Dillinger, da Levi’s, diz que as marcas deveriam fazer mais disso, usando a eliminação de sintéticos como exemplo de onde ele seria útil. “Que silhuetas estão fora da linha porque não funcionam sem alongamento? Isso cria um conjunto de restrições de design. Mas, essas limitações valem à pena. Elas são justificadas e podemos criar um produto realmente bonito”, conta ele. “Você só precisa estar disposto a fazer disso sua principal motivação de design, ou pelo menos algo igual a isso.”
Marcas menores e centradas na sustentabilidade, como Boyish, Nudie, Mud Jeans, Outland e G-Star Raw Denim, podem oferecer um modelo para o progresso. Eles podem ser mais ágeis em sua seleção de tecidos, podem definir seus próprios parâmetros para quais produtos estão dispostas a fabricar e como – e podem se envolver com os clientes, se necessário, sobre por que tomaram certas decisões ou o que isso pode significar para como o cliente usa ou cuida dos itens.
Seja qual for o tom de índigo do seu jeans favorito, é provável que ele, no início, fosse duro, grosso e um denim num índigo profundo e escuro. O índigo é clareado e a peça desbotada, desgastada e rasgada ou esfolada precisamente nos lugares que a marca encomendou.

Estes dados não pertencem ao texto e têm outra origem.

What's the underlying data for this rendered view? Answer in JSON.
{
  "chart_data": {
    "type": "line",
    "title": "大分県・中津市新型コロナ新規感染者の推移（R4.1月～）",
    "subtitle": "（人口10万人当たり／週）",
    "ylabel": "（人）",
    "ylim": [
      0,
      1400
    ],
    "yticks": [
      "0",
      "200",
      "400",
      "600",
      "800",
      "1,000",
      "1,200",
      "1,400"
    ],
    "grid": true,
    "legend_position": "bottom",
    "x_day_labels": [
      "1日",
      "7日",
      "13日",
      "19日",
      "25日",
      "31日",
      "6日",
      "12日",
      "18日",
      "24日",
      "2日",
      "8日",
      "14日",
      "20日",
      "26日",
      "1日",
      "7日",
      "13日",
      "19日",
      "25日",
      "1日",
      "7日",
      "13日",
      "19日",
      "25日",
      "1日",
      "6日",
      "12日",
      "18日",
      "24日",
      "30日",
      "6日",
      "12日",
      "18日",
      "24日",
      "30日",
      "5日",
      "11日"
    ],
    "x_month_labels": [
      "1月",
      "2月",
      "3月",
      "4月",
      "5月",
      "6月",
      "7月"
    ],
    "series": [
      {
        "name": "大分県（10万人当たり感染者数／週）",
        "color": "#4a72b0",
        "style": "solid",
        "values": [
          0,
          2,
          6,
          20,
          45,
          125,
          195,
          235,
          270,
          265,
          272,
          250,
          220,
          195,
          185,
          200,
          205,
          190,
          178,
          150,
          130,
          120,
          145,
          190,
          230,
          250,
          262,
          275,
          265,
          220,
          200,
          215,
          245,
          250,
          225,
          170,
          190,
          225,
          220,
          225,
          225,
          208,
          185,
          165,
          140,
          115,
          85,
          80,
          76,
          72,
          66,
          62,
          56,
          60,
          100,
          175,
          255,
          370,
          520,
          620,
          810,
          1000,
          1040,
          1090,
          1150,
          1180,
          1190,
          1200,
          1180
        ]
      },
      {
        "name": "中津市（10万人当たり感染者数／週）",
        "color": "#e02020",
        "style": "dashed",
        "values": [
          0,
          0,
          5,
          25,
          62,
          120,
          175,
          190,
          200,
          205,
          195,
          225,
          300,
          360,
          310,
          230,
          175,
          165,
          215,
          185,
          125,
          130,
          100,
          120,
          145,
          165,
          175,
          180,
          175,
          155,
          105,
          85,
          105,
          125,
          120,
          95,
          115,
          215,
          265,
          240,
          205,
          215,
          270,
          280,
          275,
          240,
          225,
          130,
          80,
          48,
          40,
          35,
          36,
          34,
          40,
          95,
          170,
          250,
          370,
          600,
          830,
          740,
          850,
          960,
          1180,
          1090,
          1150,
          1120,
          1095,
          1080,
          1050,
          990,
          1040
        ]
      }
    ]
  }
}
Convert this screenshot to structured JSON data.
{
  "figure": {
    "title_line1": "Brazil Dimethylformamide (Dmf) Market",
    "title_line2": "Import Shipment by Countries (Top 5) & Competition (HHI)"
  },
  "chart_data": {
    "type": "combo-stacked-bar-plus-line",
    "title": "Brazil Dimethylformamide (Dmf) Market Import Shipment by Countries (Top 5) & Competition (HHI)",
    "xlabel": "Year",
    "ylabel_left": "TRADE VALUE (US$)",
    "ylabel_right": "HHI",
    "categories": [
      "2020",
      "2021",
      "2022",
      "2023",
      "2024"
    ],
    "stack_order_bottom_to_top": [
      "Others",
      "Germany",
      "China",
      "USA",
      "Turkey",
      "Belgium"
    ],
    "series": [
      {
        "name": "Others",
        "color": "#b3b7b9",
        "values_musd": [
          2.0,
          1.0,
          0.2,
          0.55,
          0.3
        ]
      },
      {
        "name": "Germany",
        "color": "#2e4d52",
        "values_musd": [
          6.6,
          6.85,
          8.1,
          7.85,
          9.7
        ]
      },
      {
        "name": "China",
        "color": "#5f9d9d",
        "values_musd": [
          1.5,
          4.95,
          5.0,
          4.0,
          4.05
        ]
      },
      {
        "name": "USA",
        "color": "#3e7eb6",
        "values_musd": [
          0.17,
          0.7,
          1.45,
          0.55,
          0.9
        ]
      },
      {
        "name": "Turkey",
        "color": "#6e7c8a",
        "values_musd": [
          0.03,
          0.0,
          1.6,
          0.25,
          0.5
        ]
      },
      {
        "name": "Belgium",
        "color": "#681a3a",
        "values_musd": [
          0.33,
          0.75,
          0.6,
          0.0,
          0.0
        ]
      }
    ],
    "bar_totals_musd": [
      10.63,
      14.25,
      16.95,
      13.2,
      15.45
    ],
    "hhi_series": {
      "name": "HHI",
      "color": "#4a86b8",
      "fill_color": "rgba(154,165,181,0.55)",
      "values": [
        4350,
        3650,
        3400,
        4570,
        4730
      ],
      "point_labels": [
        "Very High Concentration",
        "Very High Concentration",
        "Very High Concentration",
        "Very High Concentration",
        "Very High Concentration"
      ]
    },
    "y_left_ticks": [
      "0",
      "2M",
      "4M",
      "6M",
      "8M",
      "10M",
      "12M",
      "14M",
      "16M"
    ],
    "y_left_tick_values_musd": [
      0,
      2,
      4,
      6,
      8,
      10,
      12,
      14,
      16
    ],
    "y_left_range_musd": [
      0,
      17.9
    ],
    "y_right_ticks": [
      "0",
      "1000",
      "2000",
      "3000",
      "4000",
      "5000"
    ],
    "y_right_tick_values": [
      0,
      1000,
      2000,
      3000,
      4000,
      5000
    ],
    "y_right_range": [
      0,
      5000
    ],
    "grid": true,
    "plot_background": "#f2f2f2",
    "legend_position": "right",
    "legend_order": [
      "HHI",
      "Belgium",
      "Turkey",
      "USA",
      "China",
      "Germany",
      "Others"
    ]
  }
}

“Você faz isso com muito índigo e depois começa a destruí-lo, mais ou menos”, diz Thomas Schäfer, chefe da Bluesign Academy. “Os produtos químicos ruins entram para fazer o estilo. É apenas para criar efeito, não tem nada a ver com desempenho.” Ele pensa bastante sobre isso: “É sustentável destruir o jeans antes de usá-lo? Essa é quase uma questão filosófica.”
A última década mostrou que alternativas mais seguras e limpas podem existir e existem. Mais alternativas estão chegando ao mercado o tempo todo, enquanto as tecnologias de ozônio e laser são usadas com mais frequência para desbotamento e desgaste do jeans. A Jeanologia, com sede na Espanha, está lançando regularmente tecnologias potencialmente “disruptivas” – como o uso de nanobolhas para transmitir produtos químicos em uma roupa, bem como novos recursos de laser e ozônio – enquanto as empresas de biotecnologia Colorifix e Huue oferecem corantes biológicos que podem ajudar a eliminar muitos dos perigos associados ao índigo.
O impasse para dimensionar essas tecnologias são as marcas. Os críticos dizem que, até que essas iniciativas ganhem escala, as marcas fazem pouco mais do que greenwashing quando oferecem linhas de produtos “ecologicamente corretas”, sem adotar as mesmas práticas em toda a sua cadeia de suprimentos.
A falta de nuvens de dados do setor avança. As iniciativas de sustentabilidade, sejam genuínas ou “greenwashed”, não estão sendo sistematicamente medidas, tornando impossível saber se representam uma transformação em todo o setor ou são exceções anômalas e favoráveis ao planeta direcionadas à norma ainda suja. Os críticos ainda temem o último. O setor do jeans está cada vez mais com boas intenções, mas tem que haver acompanhamento. “Todo mundo está com a cabeça no lugar certo, quer melhorar a oferta de produtos do ponto de vista da sustentabilidade”, diz Saleemi. “No entanto, até onde as empresas estão dispostas a ir?”